Namun, kondisi ini dapat terjadi ketika semua pihak mampu memfokuskan pendistribusian daging kurban pada kelompok masyarakat dengan konsumsi daging terendah.
“Pada 2022, kami mengidentifikasi setidaknya terdapat 74,2 juta orang mustahik yang merupakan kelompok dengan konsumsi daging terendah, karenanya paling berhak menerima daging kurban,” ucapnya.
Mustahik prioritas yang paling tepat menerima daging kurban tersebut terdiri dari 5,2 juta mustahik miskin ekstrem atau di bawah 0,8 garis kemiskinan/GK; 11,4 juta mustahik miskin kisaran 0,8-1,0 GK; 16,5 juta mustahik hampir miskin kisaran 1,0-1,2 GK; dan 41,1 juta mustahik rentan miskin kisaran 1,2-1,6 GK.
Baca Juga: Jelang Iduladha, Bapanas Jamin Stok Daging Sapi Cukup
Menurut Yusuf, dengan penargetan secara sempurna kepada 74,2 juta mustahik prioritas, kesenjangan konsumsi daging berpotensi kuat dapat diturunkan secara signifikan. Dengan catatan, mustahik dengan kelas ekonomi lebih rendah mendapatkan alokasi daging kurban yang lebih banyak.
“Simulasi kami menunjukkan, jika dapat dilakukan rekayasa sosial dalam pendistribusian daging kurban, yang mengizinkan pentargetan secara sempurna kepada 74,2 juta mustahik prioritas, maka kesenjangan konsumsi daging yang diukur dalam gini rasio berpotensi turun signifikan, dari 0,61 menjadi 0,38 (poin),” tegasnya.

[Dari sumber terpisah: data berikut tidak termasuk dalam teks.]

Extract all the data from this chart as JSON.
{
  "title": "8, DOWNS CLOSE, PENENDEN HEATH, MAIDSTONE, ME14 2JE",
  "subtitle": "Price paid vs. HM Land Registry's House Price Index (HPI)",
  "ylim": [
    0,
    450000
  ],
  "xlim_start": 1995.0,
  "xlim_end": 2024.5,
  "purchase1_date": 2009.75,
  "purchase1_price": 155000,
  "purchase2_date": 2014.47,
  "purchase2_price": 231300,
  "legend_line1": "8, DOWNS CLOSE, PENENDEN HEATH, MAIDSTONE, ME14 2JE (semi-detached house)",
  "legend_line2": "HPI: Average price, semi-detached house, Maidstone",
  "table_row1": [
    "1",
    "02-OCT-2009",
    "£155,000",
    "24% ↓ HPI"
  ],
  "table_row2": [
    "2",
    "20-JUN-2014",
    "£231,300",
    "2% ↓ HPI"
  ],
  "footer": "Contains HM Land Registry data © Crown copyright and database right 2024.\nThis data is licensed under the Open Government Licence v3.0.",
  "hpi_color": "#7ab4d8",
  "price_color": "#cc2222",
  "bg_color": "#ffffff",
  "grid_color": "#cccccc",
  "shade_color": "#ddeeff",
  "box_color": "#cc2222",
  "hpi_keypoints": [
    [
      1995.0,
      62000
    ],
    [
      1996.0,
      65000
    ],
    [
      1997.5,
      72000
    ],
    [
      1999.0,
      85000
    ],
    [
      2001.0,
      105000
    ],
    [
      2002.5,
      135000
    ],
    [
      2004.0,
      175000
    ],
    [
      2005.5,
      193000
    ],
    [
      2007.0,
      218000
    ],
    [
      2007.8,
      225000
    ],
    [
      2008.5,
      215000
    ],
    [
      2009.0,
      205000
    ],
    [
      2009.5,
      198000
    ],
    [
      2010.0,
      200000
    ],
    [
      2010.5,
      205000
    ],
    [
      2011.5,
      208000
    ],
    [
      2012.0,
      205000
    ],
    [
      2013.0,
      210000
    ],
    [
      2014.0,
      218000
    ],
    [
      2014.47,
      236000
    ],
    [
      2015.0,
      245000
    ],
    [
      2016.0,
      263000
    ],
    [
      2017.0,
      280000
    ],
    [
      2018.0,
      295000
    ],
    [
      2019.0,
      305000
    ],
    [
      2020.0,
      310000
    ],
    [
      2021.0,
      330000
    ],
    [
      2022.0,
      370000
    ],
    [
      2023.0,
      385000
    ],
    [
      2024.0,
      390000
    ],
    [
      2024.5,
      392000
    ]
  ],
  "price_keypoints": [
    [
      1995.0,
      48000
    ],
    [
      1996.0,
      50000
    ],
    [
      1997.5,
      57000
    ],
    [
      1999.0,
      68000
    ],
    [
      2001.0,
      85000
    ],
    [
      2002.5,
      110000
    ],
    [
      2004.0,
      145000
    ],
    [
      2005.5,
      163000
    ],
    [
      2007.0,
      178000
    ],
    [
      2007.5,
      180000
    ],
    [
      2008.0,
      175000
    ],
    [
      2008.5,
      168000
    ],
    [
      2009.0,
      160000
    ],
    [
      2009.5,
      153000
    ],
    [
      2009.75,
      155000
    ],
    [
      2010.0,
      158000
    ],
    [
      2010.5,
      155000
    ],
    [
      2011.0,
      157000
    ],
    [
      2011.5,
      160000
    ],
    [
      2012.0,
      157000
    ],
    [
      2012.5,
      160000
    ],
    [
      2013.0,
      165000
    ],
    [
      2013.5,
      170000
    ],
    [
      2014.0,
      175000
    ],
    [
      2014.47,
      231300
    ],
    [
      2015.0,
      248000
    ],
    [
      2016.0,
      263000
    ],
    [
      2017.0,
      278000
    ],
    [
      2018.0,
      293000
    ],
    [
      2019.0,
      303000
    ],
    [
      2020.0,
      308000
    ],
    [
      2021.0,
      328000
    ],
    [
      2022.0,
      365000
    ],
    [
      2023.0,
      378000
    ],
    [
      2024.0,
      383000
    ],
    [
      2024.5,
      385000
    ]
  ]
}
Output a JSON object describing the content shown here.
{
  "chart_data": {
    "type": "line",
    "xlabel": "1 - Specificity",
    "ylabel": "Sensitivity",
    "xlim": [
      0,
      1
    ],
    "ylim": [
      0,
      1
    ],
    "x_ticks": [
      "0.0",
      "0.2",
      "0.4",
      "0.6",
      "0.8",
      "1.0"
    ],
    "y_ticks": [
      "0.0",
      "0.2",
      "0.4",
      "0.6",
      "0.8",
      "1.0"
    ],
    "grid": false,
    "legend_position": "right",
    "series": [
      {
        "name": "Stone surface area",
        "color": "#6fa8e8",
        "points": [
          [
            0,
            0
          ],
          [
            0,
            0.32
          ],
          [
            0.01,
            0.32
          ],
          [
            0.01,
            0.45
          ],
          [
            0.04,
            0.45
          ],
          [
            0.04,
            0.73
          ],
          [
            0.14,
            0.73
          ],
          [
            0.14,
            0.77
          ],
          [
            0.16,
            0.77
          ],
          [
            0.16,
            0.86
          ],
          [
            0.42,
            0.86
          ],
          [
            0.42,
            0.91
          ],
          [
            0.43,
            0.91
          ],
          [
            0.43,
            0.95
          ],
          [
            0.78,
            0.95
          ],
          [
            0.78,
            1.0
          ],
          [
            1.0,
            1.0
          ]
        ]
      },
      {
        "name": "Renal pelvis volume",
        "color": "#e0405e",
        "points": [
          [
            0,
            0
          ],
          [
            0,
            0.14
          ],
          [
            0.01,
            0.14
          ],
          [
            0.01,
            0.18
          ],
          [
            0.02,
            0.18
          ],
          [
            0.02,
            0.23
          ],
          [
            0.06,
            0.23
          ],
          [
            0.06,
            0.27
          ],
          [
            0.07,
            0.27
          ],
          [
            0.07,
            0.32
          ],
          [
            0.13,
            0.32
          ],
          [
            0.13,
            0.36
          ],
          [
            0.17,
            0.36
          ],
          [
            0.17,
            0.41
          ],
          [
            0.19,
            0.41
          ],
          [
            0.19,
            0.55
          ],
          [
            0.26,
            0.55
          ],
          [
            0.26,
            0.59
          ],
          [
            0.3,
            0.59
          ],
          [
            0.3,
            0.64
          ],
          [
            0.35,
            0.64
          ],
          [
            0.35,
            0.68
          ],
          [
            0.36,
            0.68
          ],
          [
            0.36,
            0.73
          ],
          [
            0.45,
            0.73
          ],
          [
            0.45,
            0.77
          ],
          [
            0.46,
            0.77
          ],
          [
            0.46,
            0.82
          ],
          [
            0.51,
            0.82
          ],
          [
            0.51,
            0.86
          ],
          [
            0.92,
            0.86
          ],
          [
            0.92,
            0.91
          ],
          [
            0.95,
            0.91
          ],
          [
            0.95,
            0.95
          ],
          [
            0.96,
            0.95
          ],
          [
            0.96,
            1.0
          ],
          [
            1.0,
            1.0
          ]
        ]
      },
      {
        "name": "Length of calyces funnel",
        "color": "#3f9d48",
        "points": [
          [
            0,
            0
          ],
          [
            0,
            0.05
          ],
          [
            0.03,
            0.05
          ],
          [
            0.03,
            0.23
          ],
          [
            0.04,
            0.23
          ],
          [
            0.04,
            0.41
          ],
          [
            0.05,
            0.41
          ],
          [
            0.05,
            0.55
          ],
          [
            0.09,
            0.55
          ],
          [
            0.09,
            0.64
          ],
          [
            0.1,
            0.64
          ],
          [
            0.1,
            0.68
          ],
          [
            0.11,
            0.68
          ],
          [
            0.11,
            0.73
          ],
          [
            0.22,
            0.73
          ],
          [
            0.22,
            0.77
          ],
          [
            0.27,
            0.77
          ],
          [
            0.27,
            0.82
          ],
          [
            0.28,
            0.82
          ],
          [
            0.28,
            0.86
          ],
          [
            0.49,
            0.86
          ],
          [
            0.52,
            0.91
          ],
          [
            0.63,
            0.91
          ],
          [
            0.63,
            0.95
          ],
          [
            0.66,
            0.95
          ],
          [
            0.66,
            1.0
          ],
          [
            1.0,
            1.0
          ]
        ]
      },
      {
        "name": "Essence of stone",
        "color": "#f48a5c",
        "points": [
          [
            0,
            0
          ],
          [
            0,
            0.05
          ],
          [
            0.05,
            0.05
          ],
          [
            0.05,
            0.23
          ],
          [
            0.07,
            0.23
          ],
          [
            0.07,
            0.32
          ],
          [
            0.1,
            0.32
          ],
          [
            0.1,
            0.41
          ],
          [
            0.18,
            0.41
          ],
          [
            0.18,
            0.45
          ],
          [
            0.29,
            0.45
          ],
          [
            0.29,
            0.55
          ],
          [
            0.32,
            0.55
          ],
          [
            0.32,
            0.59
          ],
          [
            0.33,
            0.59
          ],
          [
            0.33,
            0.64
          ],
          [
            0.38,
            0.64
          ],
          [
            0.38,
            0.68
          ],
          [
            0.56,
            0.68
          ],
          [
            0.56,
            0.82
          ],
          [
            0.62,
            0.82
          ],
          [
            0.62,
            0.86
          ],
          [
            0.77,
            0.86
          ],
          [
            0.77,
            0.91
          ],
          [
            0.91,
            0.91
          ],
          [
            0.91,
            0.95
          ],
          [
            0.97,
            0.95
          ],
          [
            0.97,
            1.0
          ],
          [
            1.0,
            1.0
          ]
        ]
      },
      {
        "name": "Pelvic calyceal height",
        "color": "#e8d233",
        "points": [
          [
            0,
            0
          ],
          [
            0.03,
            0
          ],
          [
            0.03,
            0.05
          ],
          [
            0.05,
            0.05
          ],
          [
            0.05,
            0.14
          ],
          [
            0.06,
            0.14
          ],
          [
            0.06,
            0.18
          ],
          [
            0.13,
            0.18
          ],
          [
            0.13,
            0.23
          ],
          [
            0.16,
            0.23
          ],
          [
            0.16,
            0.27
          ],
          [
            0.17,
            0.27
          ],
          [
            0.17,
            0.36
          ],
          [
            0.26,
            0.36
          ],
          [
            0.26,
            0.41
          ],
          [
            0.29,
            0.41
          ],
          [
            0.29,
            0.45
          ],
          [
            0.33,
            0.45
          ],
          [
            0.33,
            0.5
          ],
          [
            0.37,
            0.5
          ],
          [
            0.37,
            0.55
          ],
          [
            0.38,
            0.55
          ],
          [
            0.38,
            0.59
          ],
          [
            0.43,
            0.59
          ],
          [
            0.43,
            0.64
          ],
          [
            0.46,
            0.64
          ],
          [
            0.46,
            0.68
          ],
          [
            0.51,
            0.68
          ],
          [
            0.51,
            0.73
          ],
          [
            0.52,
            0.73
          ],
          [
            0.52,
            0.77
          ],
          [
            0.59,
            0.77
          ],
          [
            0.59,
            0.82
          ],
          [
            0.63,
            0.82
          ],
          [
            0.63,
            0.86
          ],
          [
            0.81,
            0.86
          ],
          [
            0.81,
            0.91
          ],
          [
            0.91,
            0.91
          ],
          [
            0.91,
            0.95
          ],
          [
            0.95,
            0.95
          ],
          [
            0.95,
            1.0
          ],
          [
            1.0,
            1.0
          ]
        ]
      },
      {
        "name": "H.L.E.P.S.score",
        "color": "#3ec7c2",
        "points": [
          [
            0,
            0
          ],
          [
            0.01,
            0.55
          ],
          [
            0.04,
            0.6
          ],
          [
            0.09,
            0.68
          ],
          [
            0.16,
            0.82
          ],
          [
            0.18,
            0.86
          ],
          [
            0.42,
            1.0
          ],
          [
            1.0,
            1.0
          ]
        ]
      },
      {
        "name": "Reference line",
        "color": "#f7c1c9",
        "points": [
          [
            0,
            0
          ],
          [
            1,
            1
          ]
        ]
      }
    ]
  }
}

Sebelumnya, Menteri Pertanian Syahrul Yasin Limpo memastikan stok kurban Indonesia tahun ini dalam kondisi aman bahkan surplus. Bahkan, berdasarkan data dan pengawasan di lapangan stok kurban ini berada dalam kondisi sehat atau bebas dari penyakit.
Menurutnya, ketersediaan hewan kurban secara nasional di 2023 sebanyak 3,2 juta ekor. Kementan memproyeksi, kebutuhan hewan kurban tahun ini berupa sapi sebanyak 650.282 ekor, kerbau 16.327 ekor, kambing 743.672 ekor, dan untuk domba 332.770 ekor.
“Se-Indonesia kita mempersiapkan hewan kurban 3,2 juta ekor, dan dari deteksi serta laporan yang ada semua on the track, ketersediaan dalam pantauan,” terang SYL, Rabu(21/6).